Я предвижу возражения, что так было лишь раньше, что теперь субъективное мнение лётчика не играет никакой роли, так как изобретены совершенные приборы, которые объективно расшифровывают всё, что происходит в полёте. Безусловно, внедрение объективных методов и средств является естественным и необходимым требованием эпохи, т.е. тем средством, которое и характеризует научный метод. Однако новизна неожиданных явлений, не предусмотренных заранее, определяется приборами, увы, уже после их возникновения. Даже "предвестники" этих явлений, если они появляются впервые, лётчик определяет не по приборам, которые могут их констатировать. Они могут лишь объективно доказать и подтвердить их, и то лишь в том случае, если лётчику удалось вовремя прекратить это явление в самом начале. Иначе явление определяют уже по случайно сохранившейся записи этих приборов после катастрофы.
Неожиданные явления, не могущие быть предвиденными при создании нового и при решении новых проблем, возникают внезапно и часто без всяких "предвестников". Возникают с такой быстротой, которую нельзя предотвратить никакими быстрыми действиями.
Итак, какой бы сложной и совершенной ни была бы техника, её создание - это творчество человеческого мозга, его субъективный синтез. И лётчику приходится быть тем субъективным творческим звеном, без которого движение вперёд невозможно.
"А как же, - спросит читатель, - управляемые с земли самолёты и ракеты?" В этих случаях задачи решаются ограниченно и не с той точностью, с какой она решается при непосредственном участии человека. Если бы человек мог управлять спутниками, то он бы уже побывал на Луне. А пока ракеты без него не могут даже благополучно попасть на Луну (написано в конце 1950-х годов.). Межпланетное сообщение без человека? Едва ли оно разрешит до конца все проблемы будущего. Современные беспилотные спутники и ракеты - лишь весьма ограниченный промежуточный исторический этап развития человеческих устремлений в желании познать новое, неизведанное.
Я вижу, что невольно перескочил из области истории в область философских размышлений. Рановато.

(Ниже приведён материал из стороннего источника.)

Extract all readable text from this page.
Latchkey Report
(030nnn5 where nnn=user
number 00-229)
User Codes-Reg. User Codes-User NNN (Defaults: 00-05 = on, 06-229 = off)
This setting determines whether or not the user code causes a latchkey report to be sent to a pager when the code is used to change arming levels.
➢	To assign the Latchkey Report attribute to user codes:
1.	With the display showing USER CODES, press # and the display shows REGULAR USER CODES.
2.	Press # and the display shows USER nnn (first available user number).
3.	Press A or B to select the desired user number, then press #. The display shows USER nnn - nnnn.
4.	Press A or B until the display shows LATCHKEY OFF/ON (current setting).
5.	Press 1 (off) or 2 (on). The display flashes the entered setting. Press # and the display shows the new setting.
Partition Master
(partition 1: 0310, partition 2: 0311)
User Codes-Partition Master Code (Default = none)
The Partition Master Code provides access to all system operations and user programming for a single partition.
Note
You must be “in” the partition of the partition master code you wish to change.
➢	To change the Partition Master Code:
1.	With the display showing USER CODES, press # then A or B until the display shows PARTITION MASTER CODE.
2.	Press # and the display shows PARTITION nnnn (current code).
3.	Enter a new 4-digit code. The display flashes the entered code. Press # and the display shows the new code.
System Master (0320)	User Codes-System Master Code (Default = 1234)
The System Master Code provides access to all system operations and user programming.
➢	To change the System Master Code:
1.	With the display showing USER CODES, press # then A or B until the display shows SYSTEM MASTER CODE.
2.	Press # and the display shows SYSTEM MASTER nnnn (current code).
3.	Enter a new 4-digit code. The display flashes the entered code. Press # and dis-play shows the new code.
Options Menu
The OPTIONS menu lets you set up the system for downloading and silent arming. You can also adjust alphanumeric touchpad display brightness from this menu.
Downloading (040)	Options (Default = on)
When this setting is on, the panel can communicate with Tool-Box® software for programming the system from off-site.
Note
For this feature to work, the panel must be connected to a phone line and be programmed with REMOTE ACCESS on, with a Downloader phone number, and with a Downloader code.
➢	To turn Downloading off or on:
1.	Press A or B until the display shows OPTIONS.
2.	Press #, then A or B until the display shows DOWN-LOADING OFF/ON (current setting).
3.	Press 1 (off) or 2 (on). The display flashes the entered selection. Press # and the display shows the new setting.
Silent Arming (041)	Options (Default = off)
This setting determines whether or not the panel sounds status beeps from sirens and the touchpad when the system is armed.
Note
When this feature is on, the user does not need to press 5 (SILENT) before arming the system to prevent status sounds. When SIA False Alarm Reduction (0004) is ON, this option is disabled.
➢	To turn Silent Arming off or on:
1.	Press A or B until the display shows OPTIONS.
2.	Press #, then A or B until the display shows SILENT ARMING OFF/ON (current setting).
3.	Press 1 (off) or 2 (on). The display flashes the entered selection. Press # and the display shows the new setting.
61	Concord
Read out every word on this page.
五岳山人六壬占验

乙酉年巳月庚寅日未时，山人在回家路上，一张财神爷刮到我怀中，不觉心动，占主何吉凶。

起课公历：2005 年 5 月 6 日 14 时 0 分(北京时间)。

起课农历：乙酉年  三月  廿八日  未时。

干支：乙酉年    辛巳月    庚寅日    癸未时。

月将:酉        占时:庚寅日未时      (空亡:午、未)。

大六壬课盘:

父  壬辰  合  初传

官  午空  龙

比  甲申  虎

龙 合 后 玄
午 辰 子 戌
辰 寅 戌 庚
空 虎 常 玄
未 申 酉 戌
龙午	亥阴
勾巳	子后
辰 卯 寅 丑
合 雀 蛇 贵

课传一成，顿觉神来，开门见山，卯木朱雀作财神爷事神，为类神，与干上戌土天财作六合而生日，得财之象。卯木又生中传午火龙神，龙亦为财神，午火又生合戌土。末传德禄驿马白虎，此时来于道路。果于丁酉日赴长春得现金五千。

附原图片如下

Поэтому я хочу одёрнуть себя и вновь вернуться к тем полётам, которые мало кому известны, но сыграли большую роль в моей жизни.
* * *
Среди испытательской работы вклинивались и интересные полёты по специальным заданиям. Летом 1930 года на самолёте АНТ-9 были установлены более мощные моторы - каждый по 300 л.с. Напомню, что в первом варианте он был выпущен с моторами по 230 л.с., на которых мы и летали по Европе. Самолёт с этими более мощными моторами уже полностью прошёл испытания, за исключением полёта на предельную дальность.
Однажды днём меня вызвали к телефону. Говорили из секретариата начальника ВВС П.И.Баранова:
– Товарищ Громов, завтра утром Вам необходимо вылететь с товарищем Барановым в Сочи. Приготовьте АНТ-9.